Mais, dira quelque mauvais plaisant, les Comédiens ne célèbrent-ils pas des fêtes sur le théâtre ? Sans doute : ils n’en célèbrent que trop. Plusieurs pièces ne sont que des fêtes, la plupart sont terminées, souvent même à chaque acte, par quelque fête, mais quelles fêtes ? les fêtes de l’Amour, de Bacchus, de Pomone, les plaisirs l’Ile enchantée, etc. Comment les célèbre-t-on ? par des intrigues, des danses, des débauches. Sont-ce là les fêtes des Chrétiens, dont quelque saint mystère est toujours l’objet, et que l’Eglise ne solennise que par des exercices de piété ? Ce sont les fêtes et les pompes du Démon, auxquelles on a renoncé par le baptême. Ces deux solennités si différentes, pour faire mieux sentir l’esprit qui les anime, sont quelquefois mises en contraste dans le même jour et le même lieu ; car dans bien des villes, sans aucun égard pour la décence, on a bâti les théâtres auprès des Eglises : les deux
foules, dont l’une va prier et l’autre offenser Dieu, se croisent et s’embarrassent ; et si l’office est un peu prolongé, comme il arrive certains grands jours, le chant des psaumes et les violons de l’orchestre se troublent mutuellement, et dans un concert très irréligieux, forment des dissonances plus insupportables à un cœur chrétien qu’à une oreille délicate. On voit même ordinairement les bateleurs, à la honte des Magistrats municipaux qui le souffrent, dresser leur théâtre dans une place en face de quelque Eglise, intercepter par ce moyen ceux qui allaient dans le lieu saint, et leur offrir, sans doute pour les préparer à la prière, ou en assurer le fruit, les gambades, les bouffonneries, les nudités, dont ces misérables théâtres foisonnent. Quel contraste dans le sein de la religion ! les uns sacrifient avec zèle le plaisir du spectacle, pour assister au service divin ; les autres ne trouvent pas un moment pour entendre la messe ou le sermon, et passent trois ou quatre heures à la comédie, ou peut-être après avoir fait de la messe un spectacle profane, où ils ne sont allés que pour voir et pour être vus, ils passeront de l’Eglise au théâtre, comme on passe des coulisses sur la scène. De bonne foi, où est le christianisme ? quelle est ici la voie étroite qui conduit à la vie, et la voie large qui mène à la mort, enfin où sera le paradis et l’enfer ? « Quam arcta via quæ ducit ad viam ! quam pauci inveniunt eam ! »
La terrible vérité du petit nombre des élus a-t-elle besoin de preuves ? Les spectacles seuls en seraient la démonstration.
Ainsi en ont parlé les Empereurs Théodose, Valentinien, Gratien, Justinien, etc.
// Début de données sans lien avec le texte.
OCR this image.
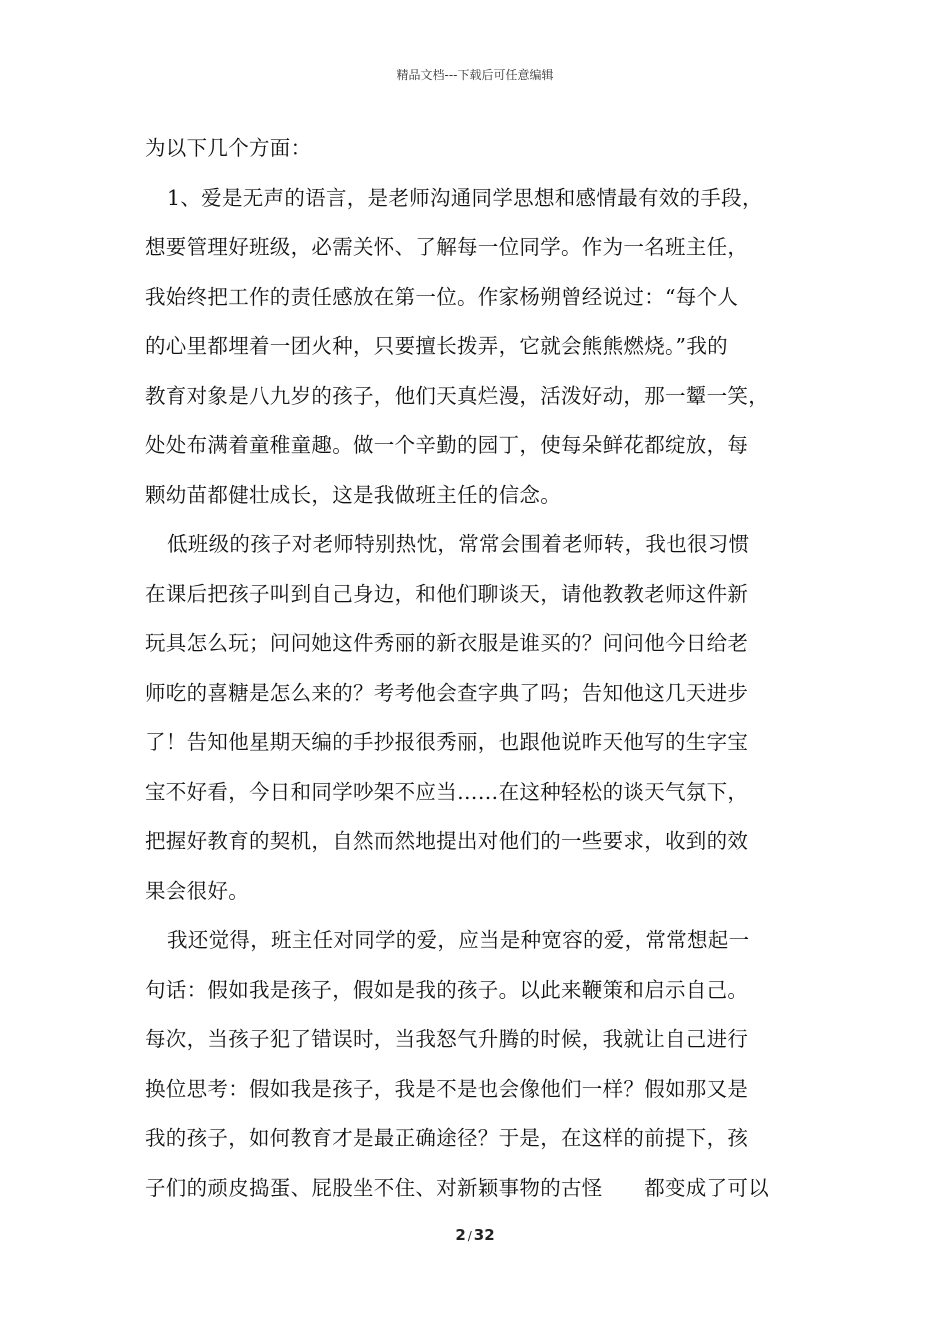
精品文档---下载后可任意编辑
为以下几个方面：
1、爱是无声的语言，是老师沟通同学思想和感情最有效的手段，
想要管理好班级，必需关怀、了解每一位同学。作为一名班主任，
我始终把工作的责任感放在第一位。作家杨朔曾经说过：“每个人
的心里都埋着一团火种，只要擅长拨弄，它就会熊熊燃烧。”我的
教育对象是八九岁的孩子，他们天真烂漫，活泼好动，那一颦一笑，
处处布满着童稚童趣。做一个辛勤的园丁，使每朵鲜花都绽放，每
颗幼苗都健壮成长，这是我做班主任的信念。
低班级的孩子对老师特别热忱，常常会围着老师转，我也很习惯
在课后把孩子叫到自己身边，和他们聊谈天，请他教教老师这件新
玩具怎么玩；问问她这件秀丽的新衣服是谁买的？问问他今日给老
师吃的喜糖是怎么来的？考考他会查字典了吗；告知他这几天进步
了！告知他星期天编的手抄报很秀丽，也跟他说昨天他写的生字宝
宝不好看，今日和同学吵架不应当……在这种轻松的谈天气氛下，
把握好教育的契机，自然而然地提出对他们的一些要求，收到的效
果会很好。
我还觉得，班主任对同学的爱，应当是种宽容的爱，常常想起一
句话：假如我是孩子，假如是我的孩子。以此来鞭策和启示自己。
每次，当孩子犯了错误时，当我怒气升腾的时候，我就让自己进行
换位思考：假如我是孩子，我是不是也会像他们一样？假如那又是
我的孩子，如何教育才是最正确途径？于是，在这样的前提下，孩
子们的顽皮捣蛋、屁股坐不住、对新颖事物的古怪　　都变成了可以
2 / 32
Le premier, par une loi expresse (Cod. Theod. L. 2. de Spectac. L. 15.) défend▶ absolument de donner des spectacles le dimanche, qu’on appelait alors le jour du soleil, pour ne pas profaner la solennité
du culte public : « Nullus die solis spectaculum præbeat, nec divinam venerationem confusa solemnitate confundat. »
Ses successeurs sont allés plus loin, en y ajoutant beaucoup d’autres fêtes, toujours par la même raison essentielle de religion et de piété : « Omni theatrorum voluptate per universas urbes denegata, totæ Christianorum mentes Dei cultibus occupentur. »
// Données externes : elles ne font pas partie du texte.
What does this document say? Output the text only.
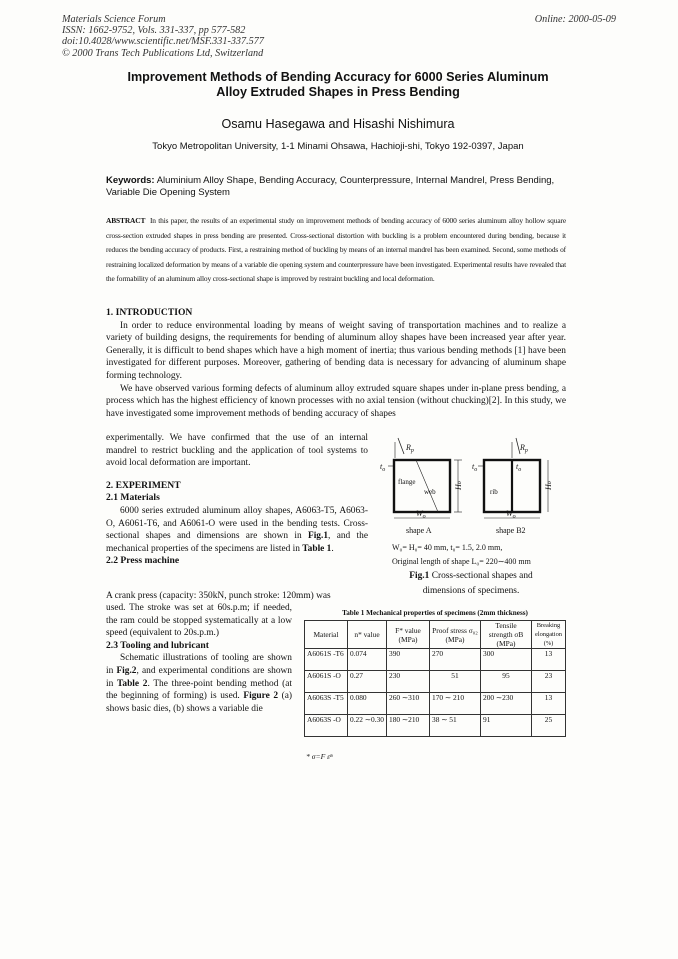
Materials Science Forum
ISSN: 1662-9752, Vols. 331-337, pp 577-582
doi:10.4028/www.scientific.net/MSF.331-337.577
© 2000 Trans Tech Publications Ltd, Switzerland
Online: 2000-05-09
Improvement Methods of Bending Accuracy for 6000 Series Aluminum
Alloy Extruded Shapes in Press Bending
Osamu Hasegawa and Hisashi Nishimura
Tokyo Metropolitan University, 1-1 Minami Ohsawa, Hachioji-shi, Tokyo 192-0397, Japan
Keywords: Aluminium Alloy Shape, Bending Accuracy, Counterpressure, Internal Mandrel, Press Bending, Variable Die Opening System
ABSTRACT In this paper, the results of an experimental study on improvement methods of bending accuracy of 6000 series aluminum alloy hollow square cross-section extruded shapes in press bending are presented. Cross-sectional distortion with buckling is a problem encountered during bending, because it reduces the bending accuracy of products. First, a restraining method of buckling by means of an internal mandrel has been examined. Second, some methods of restraining localized deformation by means of a variable die opening system and counterpressure have been investigated. Experimental results have revealed that the formability of an aluminum alloy cross-sectional shape is improved by restraint buckling and local deformation.
1. INTRODUCTION

In order to reduce environmental loading by means of weight saving of transportation machines and to realize a variety of building designs, the requirements for bending of aluminum alloy shapes have been increased year after year. Generally, it is difficult to bend shapes which have a high moment of inertia; thus various bending methods [1] have been investigated for different purposes. Moreover, gathering of bending data is necessary for advancing of aluminum shape forming technology.

We have observed various forming defects of aluminum alloy extruded square shapes under in-plane press bending, a process which has the highest efficiency of known processes with no axial tension (without chucking)[2]. In this study, we have investigated some improvement methods of bending accuracy of shapes

experimentally. We have confirmed that the use of an internal mandrel to restrict buckling and the application of tool systems to avoid local deformation are important.
2. EXPERIMENT
2.1 Materials

6000 series extruded aluminum alloy shapes, A6063-T5, A6063-O, A6061-T6, and A6061-O were used in the bending tests. Cross-sectional shapes and dimensions are shown in Fig.1, and the mechanical properties of the specimens are listed in Table 1.

2.2 Press machine
A crank press (capacity: 350kN, punch stroke: 120mm) was
used. The stroke was set at 60s.p.m; if needed, the ram could be stopped systematically at a low speed (equivalent to 20s.p.m.)
2.3 Tooling and lubricant

Schematic illustrations of tooling are shown in Fig.2, and experimental conditions are shown in Table 2. The three-point bending method (at the beginning of forming) is used. Figure 2 (a) shows basic dies, (b) shows a variable die

$R_p$
$t_o$
flange
web
Ho
$W_o$
shape A
$R_p$
$t_o$	$t_o$
rib
Ho
$W_o$
shape B2
W₀= H₀= 40 mm, t₀= 1.5, 2.0 mm,
Original length of shape L₀= 220∼400 mm
Fig.1 Cross-sectional shapes and
dimensions of specimens.
Table 1 Mechanical properties of specimens (2mm thickness)
Material	n* value	F* value (MPa)	Proof stress σ₀₂ (MPa)	Tensile strength σB (MPa)	Breaking elongation (%)
A6061S -T6	0.074	390	270	300	13
A6061S -O	0.27	230	51	95	23
A6063S -T5	0.080	260 ∼310	170 ∼ 210	200 ∼230	13
A6063S -O	0.22 ∼0.30	180 ∼210	38 ∼ 51	91	25
* σ=F εⁿ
(L. Dominico 5. Ibid.) Loi célèbre, sur laquelle le Président Brisson a fait un savant commentaire. Elle s’observait de son temps à Paris, comme lui-même l’atteste. Or je demande si l’on a plus de raisons aujourd’hui de permettre la comédie les jours de fête, qu’on n’en avait au quatrième siècle, où le peuple, à demi Païen, accoutumé depuis mille ans dans tout l’empire Romain à toute sorte de spectacles, et livré à la plus grande corruption, pouvait encore moins s’en passer que la France, où la frivolité seule et la dépravation en ont fait un prétendu besoin. Mais les Empereurs Chrétiens ne connaissaient rien de plus nécessaire que le culte et la loi de Dieu.
Cette loi fut portée à la prière du cinquième concile de Carthage (L’année 401.). Ce concile voulait abolir le théâtre ; mais craignant de ne pas réussir, il se borna dans le canon 61 à demander à l’Empereur que les spectacles fussent interdits les dimanches et les grandes fêtes de l’année, et que même les autres jours les Chrétiens ne fussent point obligés d’y aller. L’Empereur souscrivit avec plaisir à des prières si justes ; tous les Chrétiens s’y conformèrent avec joie. Heureux siècle, où l’on respectait le grand précepte de la sanctification du sabbat, et où les autres jours même il fallait user de violence pour forcer les Chrétiens de paraître à la comédie ! Cet heureux temps n’est plus, les Acteurs et les amateurs connaissent-ils des temps consacrés au
service de Dieu ? « Ut spectacula theatrorum, cæterorumque ludorum die dominico, et cæteris religionis christianæ diebus celeberrimis amoveantur, nec oportere quemquam Christianum cogi ad spectacula. »
Nous avons dit que le zèle de ces Princes ne se borna pas à interdire les jours de dimanche les spectacles aux Chrétiens, ils y ajoutèrent beaucoup d’autres fêtes, et renfermèrent dans la défense les Juifs et les Païens. « Quoique d’une religion différente, dit la loi, ils ne connaissent point nos fêtes, ils doivent les respecter et s’abstenir du théâtre. »
Sur ce principe on les obligeait de s’abstenir des œuvres serviles. A plus forte raison y oblige-t-on les Protestants les jours des fêtes des Saints, dont ils avouent la sainteté, quoiqu’ils n’en approuvent pas le culte religieux. « Si quis vel Judeæ impietatis amentia vel stolidæ paganitatis insania detinetur aliud noverit esse supplicationum tempus, aliud voluptatum. »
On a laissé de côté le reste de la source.